In Parra v. Bashas', Inc., ___ F.3d ___ (July 29, 2008), the Ninth Circuit reversed an order denying class certification of plaintiffs' claim for pay discrimination based on national origin in violation of Title VII of the Civil Rights Act of 1964 (42 U.S.C. § 1981). The plaintiffs were Hispanic employees of a grocery store chain. The opinion focuses on the commonality element of class certification:
[T]he Plaintiffs here establish commonality even though their individual factual situations differ because they all seek a common legal remedy for a common wrong. Plaintiffs here not only presented evidence of discriminatory pay scales, but also provided statistical and anecdotal evidence of discrimination by Bashas’, Inc. These pay scales were common for all Bashas’, Inc. employees and provided for different pay for similar jobs based only on the store where the employee worked. The proposed class here shares the alleged discriminatory pay scales of Bashas’, Inc. The class definition seeks to reach those Hispanic employees who suffered past discrimination under these pay scales.

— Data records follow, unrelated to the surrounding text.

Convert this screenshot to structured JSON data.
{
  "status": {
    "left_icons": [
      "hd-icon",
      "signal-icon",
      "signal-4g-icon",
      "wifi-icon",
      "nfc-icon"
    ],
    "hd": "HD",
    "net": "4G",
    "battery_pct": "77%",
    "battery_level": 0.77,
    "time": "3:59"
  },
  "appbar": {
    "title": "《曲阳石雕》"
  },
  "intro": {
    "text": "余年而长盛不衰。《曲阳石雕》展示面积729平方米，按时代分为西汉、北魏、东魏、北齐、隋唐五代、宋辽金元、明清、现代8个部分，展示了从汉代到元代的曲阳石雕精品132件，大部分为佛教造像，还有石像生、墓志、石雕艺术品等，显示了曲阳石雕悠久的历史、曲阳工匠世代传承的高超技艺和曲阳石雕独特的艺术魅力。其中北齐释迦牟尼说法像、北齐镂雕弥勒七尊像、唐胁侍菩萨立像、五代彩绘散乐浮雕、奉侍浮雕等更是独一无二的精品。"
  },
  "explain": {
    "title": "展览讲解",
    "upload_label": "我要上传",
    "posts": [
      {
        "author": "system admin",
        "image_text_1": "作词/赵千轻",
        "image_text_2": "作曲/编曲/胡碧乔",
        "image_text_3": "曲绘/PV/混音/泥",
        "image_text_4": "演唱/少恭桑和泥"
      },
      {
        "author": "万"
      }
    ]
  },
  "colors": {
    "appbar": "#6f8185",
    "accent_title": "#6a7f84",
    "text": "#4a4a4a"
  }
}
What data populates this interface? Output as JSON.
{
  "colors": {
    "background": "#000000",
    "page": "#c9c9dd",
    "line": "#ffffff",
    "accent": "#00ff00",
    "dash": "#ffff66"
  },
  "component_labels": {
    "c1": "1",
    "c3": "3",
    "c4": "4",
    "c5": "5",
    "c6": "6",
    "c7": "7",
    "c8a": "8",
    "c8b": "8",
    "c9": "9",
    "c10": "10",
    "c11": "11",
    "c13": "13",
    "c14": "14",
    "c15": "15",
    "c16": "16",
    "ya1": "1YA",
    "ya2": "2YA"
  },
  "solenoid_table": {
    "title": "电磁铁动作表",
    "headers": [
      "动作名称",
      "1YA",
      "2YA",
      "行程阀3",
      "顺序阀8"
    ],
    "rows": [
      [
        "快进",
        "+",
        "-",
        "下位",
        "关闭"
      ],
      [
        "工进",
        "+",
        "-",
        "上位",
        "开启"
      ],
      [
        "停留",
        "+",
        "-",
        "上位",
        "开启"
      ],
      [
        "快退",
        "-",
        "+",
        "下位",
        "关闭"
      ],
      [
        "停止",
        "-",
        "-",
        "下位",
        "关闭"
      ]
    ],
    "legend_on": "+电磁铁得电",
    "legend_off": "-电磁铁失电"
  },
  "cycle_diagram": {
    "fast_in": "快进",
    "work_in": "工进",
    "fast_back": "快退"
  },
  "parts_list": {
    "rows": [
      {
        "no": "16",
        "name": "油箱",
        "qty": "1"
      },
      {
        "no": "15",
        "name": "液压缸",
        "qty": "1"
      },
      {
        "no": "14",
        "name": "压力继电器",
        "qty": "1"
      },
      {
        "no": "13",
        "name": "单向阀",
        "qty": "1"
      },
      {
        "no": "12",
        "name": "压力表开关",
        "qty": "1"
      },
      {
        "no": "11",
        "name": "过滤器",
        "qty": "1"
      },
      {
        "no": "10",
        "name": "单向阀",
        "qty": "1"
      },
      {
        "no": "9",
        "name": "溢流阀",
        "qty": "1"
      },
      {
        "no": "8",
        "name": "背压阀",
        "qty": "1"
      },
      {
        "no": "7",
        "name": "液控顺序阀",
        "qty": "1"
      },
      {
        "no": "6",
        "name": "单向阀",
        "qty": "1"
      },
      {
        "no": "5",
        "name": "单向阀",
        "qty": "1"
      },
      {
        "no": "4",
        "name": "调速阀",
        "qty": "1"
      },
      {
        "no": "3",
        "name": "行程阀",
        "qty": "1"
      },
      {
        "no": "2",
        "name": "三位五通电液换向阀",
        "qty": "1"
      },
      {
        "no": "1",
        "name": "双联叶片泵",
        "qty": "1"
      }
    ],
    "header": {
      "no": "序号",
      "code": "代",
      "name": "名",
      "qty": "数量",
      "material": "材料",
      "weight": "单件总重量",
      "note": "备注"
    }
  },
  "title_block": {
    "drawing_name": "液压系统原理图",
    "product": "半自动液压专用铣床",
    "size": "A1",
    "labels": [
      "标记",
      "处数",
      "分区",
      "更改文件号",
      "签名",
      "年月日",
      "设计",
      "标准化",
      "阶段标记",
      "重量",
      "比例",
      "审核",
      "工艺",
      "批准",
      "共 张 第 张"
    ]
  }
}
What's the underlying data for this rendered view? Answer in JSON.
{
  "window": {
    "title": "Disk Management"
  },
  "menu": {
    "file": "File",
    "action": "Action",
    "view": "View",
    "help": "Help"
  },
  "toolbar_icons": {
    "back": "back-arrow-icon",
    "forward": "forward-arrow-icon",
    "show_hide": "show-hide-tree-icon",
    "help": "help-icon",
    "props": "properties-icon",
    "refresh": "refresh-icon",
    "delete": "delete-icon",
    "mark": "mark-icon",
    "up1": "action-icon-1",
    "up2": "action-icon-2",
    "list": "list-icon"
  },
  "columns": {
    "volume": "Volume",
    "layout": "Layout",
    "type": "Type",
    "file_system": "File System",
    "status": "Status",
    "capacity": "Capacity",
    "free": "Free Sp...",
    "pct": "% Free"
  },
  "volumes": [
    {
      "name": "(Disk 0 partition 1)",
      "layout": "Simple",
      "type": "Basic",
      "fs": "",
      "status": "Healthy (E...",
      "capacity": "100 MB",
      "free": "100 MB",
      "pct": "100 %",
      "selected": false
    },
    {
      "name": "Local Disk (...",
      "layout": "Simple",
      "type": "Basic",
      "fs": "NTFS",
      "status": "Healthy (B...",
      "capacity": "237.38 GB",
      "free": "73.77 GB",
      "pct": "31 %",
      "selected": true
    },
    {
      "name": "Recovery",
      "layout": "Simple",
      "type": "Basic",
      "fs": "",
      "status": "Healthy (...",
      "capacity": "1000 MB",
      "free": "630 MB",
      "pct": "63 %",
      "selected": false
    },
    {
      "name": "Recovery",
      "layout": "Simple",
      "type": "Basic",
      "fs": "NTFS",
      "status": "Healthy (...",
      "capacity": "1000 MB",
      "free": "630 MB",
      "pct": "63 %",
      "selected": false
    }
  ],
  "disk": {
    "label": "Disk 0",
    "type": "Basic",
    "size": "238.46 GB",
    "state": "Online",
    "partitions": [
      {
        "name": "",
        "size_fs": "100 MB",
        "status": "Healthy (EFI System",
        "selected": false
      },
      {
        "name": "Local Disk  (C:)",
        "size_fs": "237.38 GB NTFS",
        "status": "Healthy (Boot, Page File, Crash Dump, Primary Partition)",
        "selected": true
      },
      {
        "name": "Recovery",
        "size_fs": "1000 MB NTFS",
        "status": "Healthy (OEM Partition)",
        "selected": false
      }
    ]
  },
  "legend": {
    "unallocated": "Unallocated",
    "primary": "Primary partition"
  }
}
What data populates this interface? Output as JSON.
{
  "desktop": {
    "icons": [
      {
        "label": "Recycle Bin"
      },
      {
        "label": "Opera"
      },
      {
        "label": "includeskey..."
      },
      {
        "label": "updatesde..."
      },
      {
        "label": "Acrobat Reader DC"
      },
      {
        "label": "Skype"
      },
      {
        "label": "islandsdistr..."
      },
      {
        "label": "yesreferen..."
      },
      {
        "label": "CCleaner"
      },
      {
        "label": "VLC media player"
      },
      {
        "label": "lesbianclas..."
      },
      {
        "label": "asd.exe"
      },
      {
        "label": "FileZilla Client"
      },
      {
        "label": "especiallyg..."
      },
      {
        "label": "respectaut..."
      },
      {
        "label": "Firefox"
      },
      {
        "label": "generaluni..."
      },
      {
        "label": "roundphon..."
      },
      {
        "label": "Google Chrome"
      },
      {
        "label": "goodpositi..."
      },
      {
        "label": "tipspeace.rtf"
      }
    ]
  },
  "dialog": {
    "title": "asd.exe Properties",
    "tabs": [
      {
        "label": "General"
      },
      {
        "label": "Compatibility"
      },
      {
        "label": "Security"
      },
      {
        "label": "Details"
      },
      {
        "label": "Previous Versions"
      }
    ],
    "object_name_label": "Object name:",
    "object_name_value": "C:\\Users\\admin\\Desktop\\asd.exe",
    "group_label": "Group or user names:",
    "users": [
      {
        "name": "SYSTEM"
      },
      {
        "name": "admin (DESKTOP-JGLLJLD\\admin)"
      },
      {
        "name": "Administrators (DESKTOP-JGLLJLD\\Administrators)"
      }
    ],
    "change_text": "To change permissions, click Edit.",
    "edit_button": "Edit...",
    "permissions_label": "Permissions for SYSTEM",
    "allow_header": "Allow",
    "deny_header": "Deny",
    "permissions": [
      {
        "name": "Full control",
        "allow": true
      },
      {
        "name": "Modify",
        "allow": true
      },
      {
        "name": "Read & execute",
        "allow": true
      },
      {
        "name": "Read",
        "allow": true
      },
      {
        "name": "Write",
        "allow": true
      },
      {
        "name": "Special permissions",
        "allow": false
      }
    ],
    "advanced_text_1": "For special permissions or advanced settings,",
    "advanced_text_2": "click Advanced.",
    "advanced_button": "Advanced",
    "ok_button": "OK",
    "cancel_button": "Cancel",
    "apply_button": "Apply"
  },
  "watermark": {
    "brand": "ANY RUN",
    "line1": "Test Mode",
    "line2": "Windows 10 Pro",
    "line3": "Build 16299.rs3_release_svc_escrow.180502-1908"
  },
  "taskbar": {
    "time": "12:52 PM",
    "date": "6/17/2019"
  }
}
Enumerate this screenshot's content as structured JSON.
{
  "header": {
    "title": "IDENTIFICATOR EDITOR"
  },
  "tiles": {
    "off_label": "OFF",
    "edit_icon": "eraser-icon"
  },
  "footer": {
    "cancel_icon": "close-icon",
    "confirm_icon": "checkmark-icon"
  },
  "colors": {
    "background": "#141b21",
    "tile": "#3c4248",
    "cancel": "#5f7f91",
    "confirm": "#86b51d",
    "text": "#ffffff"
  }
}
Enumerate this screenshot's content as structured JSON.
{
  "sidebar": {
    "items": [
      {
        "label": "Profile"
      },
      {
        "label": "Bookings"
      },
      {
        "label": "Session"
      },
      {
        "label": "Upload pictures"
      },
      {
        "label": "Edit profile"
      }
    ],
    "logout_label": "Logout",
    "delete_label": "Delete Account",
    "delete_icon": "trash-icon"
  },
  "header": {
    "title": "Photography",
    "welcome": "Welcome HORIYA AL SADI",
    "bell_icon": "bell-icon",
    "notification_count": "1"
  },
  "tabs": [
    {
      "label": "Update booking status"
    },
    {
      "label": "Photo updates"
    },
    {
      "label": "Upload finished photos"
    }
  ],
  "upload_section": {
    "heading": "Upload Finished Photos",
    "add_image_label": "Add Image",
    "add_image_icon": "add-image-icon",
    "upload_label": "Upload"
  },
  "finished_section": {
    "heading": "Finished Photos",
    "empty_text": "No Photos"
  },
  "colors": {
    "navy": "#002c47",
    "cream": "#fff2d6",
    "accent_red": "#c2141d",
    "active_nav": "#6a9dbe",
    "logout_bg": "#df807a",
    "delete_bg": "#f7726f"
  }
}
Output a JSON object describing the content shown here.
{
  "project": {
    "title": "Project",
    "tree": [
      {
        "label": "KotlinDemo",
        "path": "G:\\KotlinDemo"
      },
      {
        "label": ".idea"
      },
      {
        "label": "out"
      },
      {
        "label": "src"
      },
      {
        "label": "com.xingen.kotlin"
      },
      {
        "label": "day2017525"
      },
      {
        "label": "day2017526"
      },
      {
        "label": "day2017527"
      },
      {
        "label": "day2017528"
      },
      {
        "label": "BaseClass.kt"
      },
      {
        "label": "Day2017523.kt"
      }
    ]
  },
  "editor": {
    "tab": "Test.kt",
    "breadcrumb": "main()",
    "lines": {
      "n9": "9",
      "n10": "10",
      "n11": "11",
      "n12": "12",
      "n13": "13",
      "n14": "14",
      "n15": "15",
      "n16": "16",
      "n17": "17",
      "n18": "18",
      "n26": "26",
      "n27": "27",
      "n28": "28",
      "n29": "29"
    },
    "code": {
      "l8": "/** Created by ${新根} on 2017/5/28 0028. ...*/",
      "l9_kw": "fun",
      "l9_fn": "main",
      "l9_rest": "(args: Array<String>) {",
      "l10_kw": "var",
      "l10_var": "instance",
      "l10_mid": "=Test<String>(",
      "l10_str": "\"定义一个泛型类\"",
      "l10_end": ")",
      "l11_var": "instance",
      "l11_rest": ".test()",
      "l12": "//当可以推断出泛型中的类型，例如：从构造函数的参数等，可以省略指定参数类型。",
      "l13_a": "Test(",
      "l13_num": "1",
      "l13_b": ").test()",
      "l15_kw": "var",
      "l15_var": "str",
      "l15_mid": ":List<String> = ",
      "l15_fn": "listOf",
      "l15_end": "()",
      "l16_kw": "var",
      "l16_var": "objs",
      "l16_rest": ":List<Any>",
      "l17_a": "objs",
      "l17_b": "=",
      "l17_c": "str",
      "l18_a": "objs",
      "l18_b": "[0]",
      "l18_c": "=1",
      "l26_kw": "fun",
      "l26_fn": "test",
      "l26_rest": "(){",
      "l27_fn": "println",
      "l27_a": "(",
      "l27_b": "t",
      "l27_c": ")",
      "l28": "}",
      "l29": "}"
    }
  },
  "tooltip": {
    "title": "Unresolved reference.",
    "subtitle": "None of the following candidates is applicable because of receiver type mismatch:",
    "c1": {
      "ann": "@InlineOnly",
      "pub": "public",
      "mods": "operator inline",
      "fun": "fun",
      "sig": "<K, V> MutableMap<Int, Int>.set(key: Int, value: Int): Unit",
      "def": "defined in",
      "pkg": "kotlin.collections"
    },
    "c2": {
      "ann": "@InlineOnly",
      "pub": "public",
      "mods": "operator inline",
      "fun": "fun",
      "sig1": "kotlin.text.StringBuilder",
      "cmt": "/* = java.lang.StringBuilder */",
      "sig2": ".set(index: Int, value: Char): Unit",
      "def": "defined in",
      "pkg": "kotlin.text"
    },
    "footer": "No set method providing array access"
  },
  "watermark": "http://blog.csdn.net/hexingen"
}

Finally, at oral argument, Bashas’, Inc. argued that the difficulty in redressing the harm and calculating the various pay disparities for the different employment positions precludes class certification. We disagree. We have previously held that classes with far more complex remedies can seek redress in the form of a class action. See, e.g., Staton [v. Boeing Co.], 327 F.3d [938,] 953-57 [(9th Cir. 2003)]. The claimed difficulties in the calculations of damages, as they affected the various class members, do not preclude class certification.
In this case, the Plaintiffs presented the district court with extensive evidence showing Bashas’, Inc.’s discriminatory pay practices commonly affected all members of the proposed class. We conclude the district court abused its discretion in failing to find commonality existed in the original class definition.
Slip op. at 9642 (emphasis and hyperlink added). Footnote 3 of the opinion is also quite interesting:
Although this circuit has, up to now, never reversed a district court finding that commonality was lacking in an employment suit, other circuits have. See, e.g., Forbush v. J.C. Penny Co., 994 F.2d 1101, 1106 (5th Cir. 1993); Cox v. Am. Cast Iron Pipe Co., 784 F.2d 1546, 1557 (11th Cir. 1986); Paxton v. Union Nat’l Bank, 688 F.2d 552, 561 (8th Cir. 1982).
Id. at 9641 n.3. The Ninth Circuit has frequently affirmed commonality findings in employment cases, however. See, e.g., Dukes v. Wal-Mart, Inc., 474 F.3d 1214 (9th Cir. 2007).